Invasive fungal infections, on the other hand, have unacceptably high mortality rates. Patients with a compromised immune system -such as AIDS patients and post-transplantation patients taking immunosupresants- are at special risk as they don't have the usual barriers that prevent invasive infections in healthy individuals.
According to Brown, et al., (2012), more than 90% of the reported deaths caused by fungi are associated with species from four genera: Cryptococcus, Candida, Aspergillus and Pneumocystis, but epidemiological data for fungal infections is poor, as these infections are often misdiagnosed and there is a lack of accurate data from the developing world.
Endemic dimorphic fungosis
The following map is an adaptiation of the information presented in Brown, et al., (2012), where the authors make some comments regarding the quality of that information: 1) the data is extrapolated from a few and geographically localized studies and 2) accurate data is lacking from the developing world and the calculations may underestimate the true values of the presented statistics.

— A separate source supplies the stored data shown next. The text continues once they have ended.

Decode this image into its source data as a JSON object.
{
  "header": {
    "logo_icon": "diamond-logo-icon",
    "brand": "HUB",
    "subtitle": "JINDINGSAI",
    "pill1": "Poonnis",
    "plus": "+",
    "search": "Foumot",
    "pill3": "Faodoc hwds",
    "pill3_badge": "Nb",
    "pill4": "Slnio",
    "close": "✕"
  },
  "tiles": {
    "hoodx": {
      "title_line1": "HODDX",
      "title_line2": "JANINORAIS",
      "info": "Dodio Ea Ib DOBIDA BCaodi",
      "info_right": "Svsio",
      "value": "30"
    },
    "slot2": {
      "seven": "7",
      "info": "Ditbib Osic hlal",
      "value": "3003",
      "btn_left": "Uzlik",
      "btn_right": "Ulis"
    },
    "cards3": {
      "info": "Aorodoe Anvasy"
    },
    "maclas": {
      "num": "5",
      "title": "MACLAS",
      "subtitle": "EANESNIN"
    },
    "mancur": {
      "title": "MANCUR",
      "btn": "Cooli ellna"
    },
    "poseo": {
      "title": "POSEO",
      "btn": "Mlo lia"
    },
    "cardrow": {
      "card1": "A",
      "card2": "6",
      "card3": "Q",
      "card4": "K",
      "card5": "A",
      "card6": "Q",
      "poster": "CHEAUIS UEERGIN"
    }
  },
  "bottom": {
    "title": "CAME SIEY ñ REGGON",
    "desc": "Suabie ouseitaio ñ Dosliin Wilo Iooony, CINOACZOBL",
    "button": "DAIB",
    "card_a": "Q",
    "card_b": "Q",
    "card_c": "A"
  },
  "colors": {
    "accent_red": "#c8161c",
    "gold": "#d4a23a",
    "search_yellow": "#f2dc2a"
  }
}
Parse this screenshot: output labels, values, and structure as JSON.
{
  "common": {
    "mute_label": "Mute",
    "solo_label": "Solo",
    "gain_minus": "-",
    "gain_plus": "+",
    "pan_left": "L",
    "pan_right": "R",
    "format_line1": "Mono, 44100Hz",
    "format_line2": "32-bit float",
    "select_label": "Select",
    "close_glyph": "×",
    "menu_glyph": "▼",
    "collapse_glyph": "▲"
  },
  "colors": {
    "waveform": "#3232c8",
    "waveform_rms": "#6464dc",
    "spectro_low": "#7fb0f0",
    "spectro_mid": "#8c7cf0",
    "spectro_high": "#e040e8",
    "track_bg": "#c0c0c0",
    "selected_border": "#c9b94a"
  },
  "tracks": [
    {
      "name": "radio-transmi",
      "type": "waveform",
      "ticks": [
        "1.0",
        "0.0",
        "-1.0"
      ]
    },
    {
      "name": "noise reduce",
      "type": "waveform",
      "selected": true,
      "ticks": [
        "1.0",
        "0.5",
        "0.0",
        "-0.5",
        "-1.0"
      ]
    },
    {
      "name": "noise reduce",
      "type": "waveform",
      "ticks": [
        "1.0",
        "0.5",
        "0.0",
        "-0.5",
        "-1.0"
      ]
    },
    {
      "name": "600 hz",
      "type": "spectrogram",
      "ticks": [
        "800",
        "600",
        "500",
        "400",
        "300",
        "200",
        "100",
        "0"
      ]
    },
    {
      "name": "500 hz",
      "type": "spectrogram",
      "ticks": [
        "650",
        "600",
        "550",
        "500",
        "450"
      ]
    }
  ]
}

Our project: paving the way for new diagnostic and therapeutic tools
Our aim is to develop a diagnostic technique capable of detecting the presence of fungal pathogens in a sample collected from a patient. Briefly, our approach is as follows. Through a yeast two-hybrid assay we will select a set of peptides that show affinity towards surface proteins from different fungi (Aspergillus nidulans, A. fumigatus, Candida albicans and C. glabrata). After confirming the interaction between the surface proteins and a given peptide, we intend to attach a molecule to the peptide marker. In our project, this molecule will be a fluorescent protein, but in principle can also be an immune system activator which is then recognized by the immune cells or other chemical moiety that adds novel functionalities or increases the peptide stability. In comparison to antibodies or antibody fragments, peptides are small, easily synthesized, modified less expensively and show higher diffusion rates in tissues. We expect our method to be faster, more accurate and cheaper than other existing methods. Other laboratories may follow our approach to generate and refine their own peptides with specificity towards their proteins of interest.